NOTE: The author does not consent to any portion of this screenplay being analyzed, synopsized, or otherwise entered into any form of Artificial Intelligence program, app, search engine, or any similar or as-of-yet devised method of computerized intellectual property recording, learning, or mimicry—regardless of stated or intended purpose.

Knowing how greedy and lazy much of our species is, there’s likely no stopping the full-scale implementation of artificial intelligence.

After all, it’s already fairly ubiquitous.

The fact that it hasn’t yet replaced the bulk of human endeavors—of both the creative and skilled varieties—is only due to its relative newness.

But, given time, A.I. will end up eliminating the need for millions of workers.

The fact that it’s inevitable won’t sway me from my stance.

I’m against it in its entirety. I don’t care how many amazing doo-dads it can create or how nifty its curated (stolen) digital images, music, motion pictures, and writing are via its only means of production: circuitous theft of the human soul.

I know, I know, I’m making my protestations to—largely—a ravenous horde of nincompoops who salivate at the notion of a machine that can do their work for them.

My only bit of solace is that they will realize only too late their participation in their own replacement. When that time arrives, they will be very sad. And very fucked.

The only people who really stand to benefit from allowing machines to take over jobs which require human creativity are the handful of masters at the top—the millionaires and billionaires who already control everything and certainly don’t need more …

But more is what they always want. The greedy shits.

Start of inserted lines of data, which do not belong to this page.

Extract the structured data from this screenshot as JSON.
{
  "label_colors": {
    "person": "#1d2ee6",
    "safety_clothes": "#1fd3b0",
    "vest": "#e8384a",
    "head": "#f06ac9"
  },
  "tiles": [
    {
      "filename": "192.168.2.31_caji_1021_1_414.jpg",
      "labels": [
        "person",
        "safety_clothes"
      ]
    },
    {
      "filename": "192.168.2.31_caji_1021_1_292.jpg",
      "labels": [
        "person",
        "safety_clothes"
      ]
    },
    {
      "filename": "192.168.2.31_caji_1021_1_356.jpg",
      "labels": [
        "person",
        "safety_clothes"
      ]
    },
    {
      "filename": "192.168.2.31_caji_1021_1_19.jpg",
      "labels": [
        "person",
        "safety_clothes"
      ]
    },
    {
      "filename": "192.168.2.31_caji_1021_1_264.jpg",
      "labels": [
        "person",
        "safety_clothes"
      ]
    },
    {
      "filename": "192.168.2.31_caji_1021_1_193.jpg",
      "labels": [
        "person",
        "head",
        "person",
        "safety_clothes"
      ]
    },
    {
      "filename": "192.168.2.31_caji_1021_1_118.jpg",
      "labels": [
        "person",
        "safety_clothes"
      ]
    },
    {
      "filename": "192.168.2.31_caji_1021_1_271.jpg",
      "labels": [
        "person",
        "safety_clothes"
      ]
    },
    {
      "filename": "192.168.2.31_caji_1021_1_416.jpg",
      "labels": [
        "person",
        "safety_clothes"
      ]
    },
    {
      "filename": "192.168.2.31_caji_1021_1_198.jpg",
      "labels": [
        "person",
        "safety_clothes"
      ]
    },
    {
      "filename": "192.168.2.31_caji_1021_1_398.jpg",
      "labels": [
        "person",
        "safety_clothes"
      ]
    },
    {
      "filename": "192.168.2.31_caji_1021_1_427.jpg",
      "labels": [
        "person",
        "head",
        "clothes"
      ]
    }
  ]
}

And, so, humankind will primarily be relegated to the few manual service jobs that robots and artificial intelligent software can’t figure out how to do.

I guess that pretty much leaves grocery deliverers and taxi drivers.

Of course, when they figure out the whole self-driving car and drone delivery thing … that’ll be the end of those jobs too.

Inevitable or not, I refuse to participate in my own replacement.

And I have few kind words for anyone who does.

Right now, in a couple of the screenwriting groups I belong to on Facebook, you can find a fairly large number of people who claim to shun A.I. but an equally robust camp of those who are all for it.

The pro-soulless-machine group mostly claims to only use A.I. to help them come up with ideas, to help with grammatical and structural issues, and to analyze their writing for feasibility, marketability, general quality—jobs once held by human readers and writers.

I say, if you are unable or unwilling to create your own ideas, write your own first drafts, edit your own writing, and then utilize human colleagues for feedback … you shouldn’t be a writer.

You need to find a new hobby. Because you are a hack, a liar, a phony, and a traitor to your fellow man … and to the art you pretend to revere.

I’d rather be an artistic dinosaur killed off by a refusal to participate in the new insanity than sell my soul to the Digital Devil.

Art must be made by humans. That’s all there is to it.

Anyone with self-respect and love for true art should stand together with his fellows and demand that machine-made garbage be labeled as such.

Remember when MADE IN USA used to mean something?

Well, MADE BY HUMANS should be the new seal of quality on every song, book, painting, film, sculpture, and photo.

Beware my fellow neo-luddites … it is a very late night with the devil indeed.